The issue over women's role in the world appears to have vexed Wyndham from early in his career writing speculative fiction and in particular he seems to have been troubled by how little connection they had with the day to day practicalities of the world, as he saw them. In Day of the Triffids this is illustrated where Coker, a character who prides himself on his ability to communicate at all levels of humanity tries to explain that in the new world women will have to let go of their old ideas about what they are allowed to do. The tirade follows the discovery that the women have been sitting in the dark next to a perfectly serviceable generator, which they haven’t thought to check because ‘it's man’s work’, a fictional link back to the IBM anecdote. The irony is that Coker fails to express his point in a way that the woman he rails against understands, sending her back into defensive protestations and, if anything, reinforcing her social conditioning.

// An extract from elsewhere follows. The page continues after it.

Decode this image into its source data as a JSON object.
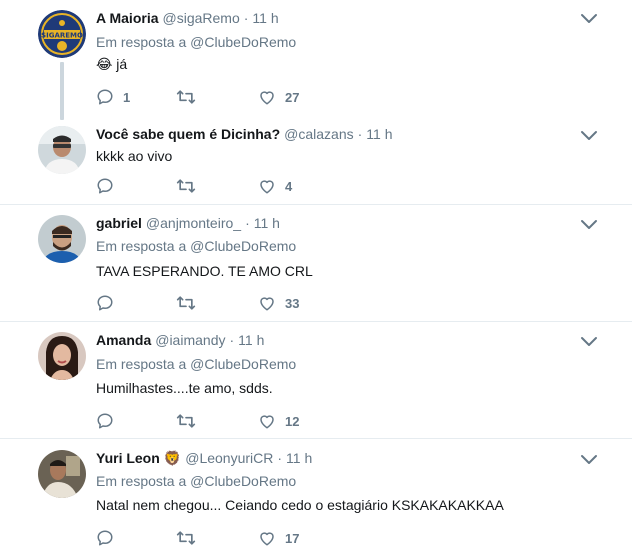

Ultimately the treatment of the protagonists in Day of the Triffids creates more diverse paths for women to follow than Wyndham’s other work, rejecting the religion bound life that the colony at Tynsham tries to create and never quite approving the polygamous lifestyle suggested in the grand meeting. Josella, for all her pragmatism slips into the domestic role easily enough and the most notable thing about her is, despite everything, her novel; which remains of interest because it suggests a growing focus on female sexual desire and fulfilment, fully a decade before the Swinging Sixties and the Sexual Revolution (the novel was published in 1951). In contrast to this, Susan is presented as a ‘new woman’; practical and tough. Her hatred for the Triffids gives her an extra dimension, marking her out as a child of the new epoch. It is hard to see Susan settling down into the life of a wife and mother, and if she does the reader senses she will not be content with a world that stops at the garden gate, or at the local shops.

The reader is left with a strange situation, where Wyndham is at once chipping away at gender roles whilst reinforcing them on the other side. His women are both supine and strong, but seldom have the breadth of character to be both. In contrast his male characters all draw from the same well of practical, envisioned but ultimately beset by scruples; possibly reflecting his own life and nature.


Admittedly none of this is exactly Betty Friedan and it only scratches the surface of the issues women faced in the 1950s, that decade where barbiturates and other drugs became ‘Mother’s little helpers’ for women who were forced out of the workplace back into the false paradise of the home. It is far more likely that Wyndham was commenting on this reversal of fortune in women’s lives than setting out a roadmap for the future. What’s telling is that he was writing in the decade before the first wave of Feminism got going and, whilst the majority of Golden Age Science Fiction is composed of bold white men doing bold, manly things, he wasn’t afraid to focus on the domestic. Today we would compare his much of his work to the horror genre, to writers like Daphne du Maurier, whose novel the Birds was so chillingly converted to film by Hitchcock. His work’s reliance on the ordinary is part of what gives it strength, and arguably respectability. Unlike many of his successors though Wyndham made no claim on ground beyond the telling of stories, of a disturbance of ordinary life with the extraordinary, the tragic and the horrific. Nonetheless it is remarkable that female characters find such traction and ability within his work, given the time and genre in which he wrote.

Comments

  1. In reading Wyndham’s work, particularly The Kraken Wakes and The Midwich Cuckoos, I find his writing to be very forward thinking in its depictions of female characters. I’m surprised you didn’t mention either in your discussion of this topic. Feminist is a word that came to mind as I read Midwich and considered the author, particularly given that it was published in ‘57. Yes, most of his main protagonists are white males but he, himself, was a white male so that is to be expected. What’s most telling is his development and depiction of his female characters, many just as key to the story as the main protagonists and, to my mind, those characters were more reasonable and keyed-in than their male counterparts. Being a woman and a fan of ‘classic’ science fiction, I find Wyndham (so far) to be the most fair and accurately objective in his development of female characters.